The IRS filed its “declarations” yesterday. As an attorney who has read the filings and who has written extensively about this dedicated judge in my book Licensed To Lie, I could not in good conscience sign those filings. It’s not that they are false. Oh no, . . .each is very carefully worded to be literally true (hence, not perjurious). But, each says little, answers less, and reveals nothing that would actually lead to recovery of the emails or to anyone’s accountability for their disappearance in any form. In fact, the few pages say less than has already been revealed elsewhere. ...

[S]omeone in the IRS recommended that Lerner’s hard drive be given to an outside technician to retrieve the emails, but instead, it was destroyed. Who made that recommendation? Who over-rode it? Who authorized the destruction of a hard drive containing evidence of correspondence with the White House? How would that excuse work for a taxpayer’s records? Oooops, sorry. That’s a felony. ... The only thing these miserly declarations prove is that IRS has abdicated all responsibility and has no interest in finding the emails. But Judge Emmet Sullivan does.

https://taxprof.typepad.com/taxprof_blog/2014/08/the-irs-scandal-3.html

IRS News, IRS Scandal, Tax | Permalink

Comments

Mr. Powell: 1. “Someone” in the IRS recommended that Lerner’s hard-drive be given to an outside source to attempt retrieval of emails, but instead it was destroyed. Did you really raad the sworn declarations? Who is this “someone?” All government agencies do cost-benefit analysis before engaging extraordinary costs. When internal IRS IT techs said nothing was recoverable using ordinary recovery programs and some extraordinary techniques, why spend the money to recover emails of no apparent value, beyond the ordinary?

2. In every bureaucratic organization known to man, there is always “someone” who makes a recommendation, which with 20/20 hindsight, if accepted and acted upon would have avoided mitigated the screwup the organization is currently dealing with.
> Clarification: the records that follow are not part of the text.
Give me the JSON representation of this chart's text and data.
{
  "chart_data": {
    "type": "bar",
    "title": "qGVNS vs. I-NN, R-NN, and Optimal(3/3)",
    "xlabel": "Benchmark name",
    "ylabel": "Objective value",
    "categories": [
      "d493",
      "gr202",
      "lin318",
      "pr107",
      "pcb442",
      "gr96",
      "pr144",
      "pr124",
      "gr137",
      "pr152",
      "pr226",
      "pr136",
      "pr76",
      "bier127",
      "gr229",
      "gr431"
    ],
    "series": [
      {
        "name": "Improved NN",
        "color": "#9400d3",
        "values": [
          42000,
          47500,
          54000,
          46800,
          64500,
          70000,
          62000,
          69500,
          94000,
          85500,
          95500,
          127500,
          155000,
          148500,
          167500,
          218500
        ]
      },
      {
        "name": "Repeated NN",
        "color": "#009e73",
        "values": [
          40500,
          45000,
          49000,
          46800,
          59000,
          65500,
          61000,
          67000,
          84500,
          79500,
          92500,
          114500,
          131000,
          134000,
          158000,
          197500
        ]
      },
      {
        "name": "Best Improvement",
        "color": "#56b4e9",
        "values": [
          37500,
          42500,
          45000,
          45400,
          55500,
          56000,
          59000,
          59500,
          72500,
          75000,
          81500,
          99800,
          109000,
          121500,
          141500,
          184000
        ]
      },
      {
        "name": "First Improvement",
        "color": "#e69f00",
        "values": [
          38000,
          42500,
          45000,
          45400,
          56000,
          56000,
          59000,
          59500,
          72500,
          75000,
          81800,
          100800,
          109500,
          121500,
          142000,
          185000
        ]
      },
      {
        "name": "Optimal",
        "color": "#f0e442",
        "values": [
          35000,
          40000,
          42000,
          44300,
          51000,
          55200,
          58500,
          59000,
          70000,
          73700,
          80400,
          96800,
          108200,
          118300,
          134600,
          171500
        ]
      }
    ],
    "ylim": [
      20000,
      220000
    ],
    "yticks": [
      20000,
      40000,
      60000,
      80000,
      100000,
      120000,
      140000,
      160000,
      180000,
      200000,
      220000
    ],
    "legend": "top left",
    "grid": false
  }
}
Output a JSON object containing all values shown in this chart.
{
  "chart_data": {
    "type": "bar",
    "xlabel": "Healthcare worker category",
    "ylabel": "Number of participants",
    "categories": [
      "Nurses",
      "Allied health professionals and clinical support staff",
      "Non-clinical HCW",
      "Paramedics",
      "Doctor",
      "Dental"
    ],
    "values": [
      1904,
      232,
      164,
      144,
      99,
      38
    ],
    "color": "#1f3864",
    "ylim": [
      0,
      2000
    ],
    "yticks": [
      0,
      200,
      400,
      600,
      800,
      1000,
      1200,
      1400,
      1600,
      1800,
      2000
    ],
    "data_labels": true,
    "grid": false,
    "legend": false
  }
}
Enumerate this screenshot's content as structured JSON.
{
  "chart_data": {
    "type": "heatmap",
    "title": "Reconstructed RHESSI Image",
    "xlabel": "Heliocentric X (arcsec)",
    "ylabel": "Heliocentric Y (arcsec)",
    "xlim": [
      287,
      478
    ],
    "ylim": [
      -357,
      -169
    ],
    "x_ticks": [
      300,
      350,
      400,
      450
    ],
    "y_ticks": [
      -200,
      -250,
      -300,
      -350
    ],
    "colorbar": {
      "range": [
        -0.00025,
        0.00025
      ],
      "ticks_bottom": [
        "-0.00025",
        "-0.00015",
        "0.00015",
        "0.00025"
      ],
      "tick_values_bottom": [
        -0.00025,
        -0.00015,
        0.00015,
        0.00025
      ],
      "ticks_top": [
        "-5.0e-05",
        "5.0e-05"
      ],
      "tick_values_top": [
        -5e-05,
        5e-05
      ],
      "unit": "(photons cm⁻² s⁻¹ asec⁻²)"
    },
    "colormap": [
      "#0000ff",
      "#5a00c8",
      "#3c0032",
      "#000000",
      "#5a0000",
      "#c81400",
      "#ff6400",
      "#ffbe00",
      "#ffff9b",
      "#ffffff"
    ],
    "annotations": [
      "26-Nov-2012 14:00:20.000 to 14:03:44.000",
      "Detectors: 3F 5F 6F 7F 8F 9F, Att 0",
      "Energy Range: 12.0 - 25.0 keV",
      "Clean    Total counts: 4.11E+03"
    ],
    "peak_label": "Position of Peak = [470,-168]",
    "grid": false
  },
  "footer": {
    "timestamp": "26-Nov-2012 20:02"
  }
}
After all, Admiral Nagumo recommended against attacking Pearl Harbor, but . . .; “someone” on the WH national security staff recommended that F-15s be available to protect New York from attack by Al Queda. What matters is the strength and validity and reasoning of the recommendation at the time it is made. Looking back at the Lerner hard-drive failure, at a time when IRS was experiencing approximately 2,000 hard-drive failures annually and sharply declining budget authority, why spend extraordinary amounts of time, money, or energy on this particular one?

3. “Who authorized the destruction of a hard drive containing evidence of correspondence with the White House?” Kind of begs the question, doesn’t it? So far, the IRS has retrieved approximately 67,000 emails from the periods of time relevant or remotely relevant to the 501(c)(4) “targeting” allegations. Of these 67,000 emails, 24,000 are from the time period of the hard-drive failure; the declarations filed by the IRS explain that these 24,000 emails were obtained by going to the hard-drives of 82 individuals with whom Lerner communicated during the relevant time frame, and retrieving emails on which Lerner was the sender, recipient, CC, or BCC. That seems to me to be a procedure reasonably calculated to locate relevant emails. The hard-drives of the Executive Office of the White House have also been checked for communications with Lerner. Not one email of the 67,000, nor any of the hard-drives of the EOWH indicates any communication between Lerner and the White House. What is your evidence that such communications occurred?

4. “How would that excuse work for a taxpayer’s records?” This question is utterly irrelevant, as any trial lawyer would and should know.

Posted by: Publius Novus | Aug 14, 2014 6:50:27 AM

PN, it’s almost laughable how naive/gullible you are. I say almost, because it’s actually disappointing how fully complicit you are to buy the line of malarkey the IRS is selling. Let me guess, “there hasn’t been a smidgeon of corruption because Obama told me so,” right?

Posted by: anon | Aug 14, 2014 1:16:33 PM

Well anon, I'd be insulted if you weren't shooting blanks. I guess any anti-administration conspiracy theory is good enough for you.